When Susan died, her parents, Judy and Marshall Holt, insisted on moving up from Florida, where they'd retired. They said it would be impossible for me to raise the boys alone while I was still working at the Bureau, and they were right. Also, I think they knew that being around Max and John Jr. would help-if only a little bit-ease the pain of having lost their daughter, their only child.
They'd been nothing short of incredible since the day they arrived, and while I could never fully express my grat.i.tude for their time, love, and sacrifice, the least I could do was treat them to a four-week Mediterranean cruise while the boys were off at camp. I was just glad I paid for it while I was still getting a paycheck from the Bureau. Not that I would've changed my mind. It's that Marshall and Judy would've never accepted the trip. That's the kind of people they are.
"Where's your brother?" I asked Max.
"Where else?" he answered with an eye roll underneath his Yankees cap. "On his computer. The geekazoid."
Max went back to striking out imaginary Red Sox batters while I headed inside the house and upstairs to John Jr.'s room. Naturally, the door was closed.
"Knock, knock," I announced, walking right in.
John Jr. was indeed sitting at his desk, in front of his computer. He immediately threw up his hands at the sight of me.
"C'mon, Dad, can't you knock for real?" he said with a groan. "Haven't you ever heard of the right to privacy?"
I chuckled. "You're thirteen, dude. Talk to me when you can shave."
He rubbed the peach fuzz on his chin, smiling. "It might be happening sooner than you think," he said.
He was right. My older boy was growing up fast. Too fast, maybe.

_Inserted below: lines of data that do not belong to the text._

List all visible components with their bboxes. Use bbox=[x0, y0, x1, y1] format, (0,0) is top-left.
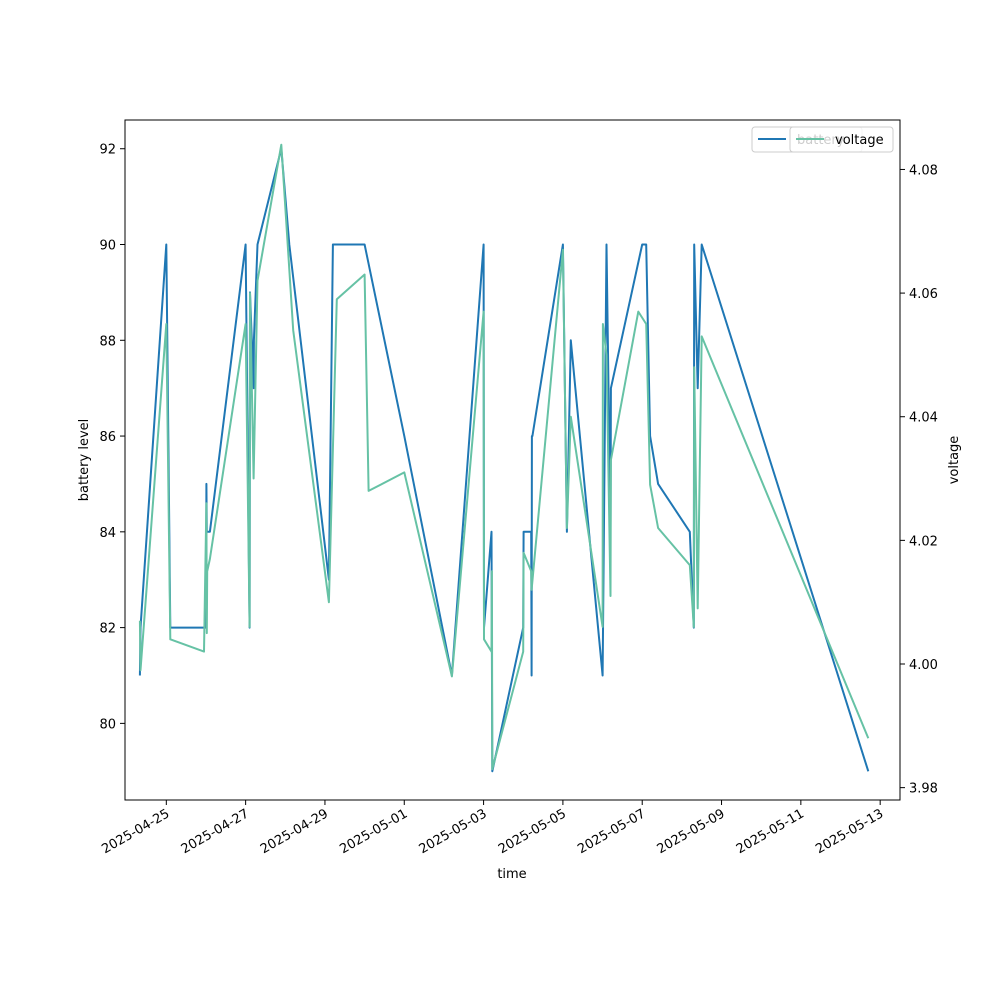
y2-tick-label: 4.06 bbox=[909, 287, 938, 302]
y-axis-left: 80 82 84 86 88 90 92 bbox=[99, 143, 125, 732]
legend-label-voltage: voltage bbox=[835, 133, 884, 148]
y2-tick-label: 4.08 bbox=[909, 163, 938, 178]
y-tick-label: 82 bbox=[99, 622, 116, 637]
y-tick-label: 88 bbox=[99, 334, 116, 349]
y2-tick-label: 4.04 bbox=[909, 411, 938, 426]
series-line-voltage bbox=[138, 143, 870, 771]
plot-area bbox=[125, 120, 900, 800]
y2-tick-label: 4.02 bbox=[909, 534, 938, 549]
y-tick-label: 90 bbox=[99, 239, 116, 254]
x-axis-label: time bbox=[497, 867, 526, 882]
plot-frame bbox=[124, 119, 901, 801]
legend-box-voltage bbox=[789, 126, 894, 153]
series-line-battery bbox=[138, 147, 870, 773]
y2-tick-label: 4.00 bbox=[909, 658, 938, 673]
legend-right-axis: voltage bbox=[789, 126, 894, 153]
y-axis-right: 3.98 4.00 4.02 4.04 4.06 4.08 bbox=[900, 163, 938, 797]
y-tick-label: 80 bbox=[99, 717, 116, 732]
series-layer bbox=[138, 143, 870, 773]
y-tick-label: 86 bbox=[99, 430, 116, 445]
y2-tick-label: 3.98 bbox=[909, 782, 938, 797]
y2-axis-label: voltage bbox=[947, 436, 962, 485]
y-tick-label: 84 bbox=[99, 526, 116, 541]
y-axis-label: battery level bbox=[77, 419, 92, 502]
y-tick-label: 92 bbox=[99, 143, 116, 158]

John Jr. was eleven when he lost his mother, a very tricky age. Unlike Max, J.J. was old enough to feel everything an adult would feel-the full pain and anguish, the overwhelming sense of loss. But he was still just a kid. That's what made it so unfair. The grieving forced him to mature in ways no kid should have to endure.
"What are you working on?" I asked.
"Updating my Facebook page," he answered. "They won't let us do it at camp."
Yes, I know. That's one of the reasons why you're going, sport. No video games, cell phones, or laptops allowed. Only fresh air and Mother Nature.
I walked behind him and shot a peek at his MacBook. He instantly flipped out, slapping his palms against the screen. "Dad, this is personal!"
I never wanted to be a parent who spied on his kid or secretly logged on to his computer to make sure he wasn't saying or doing things he wasn't supposed to. But I also knew that there was nothing "personal" about the Internet.
"Once you post something online, anyone in the world could be looking at it," I said.
"So?"
"So you need to be careful, that's all."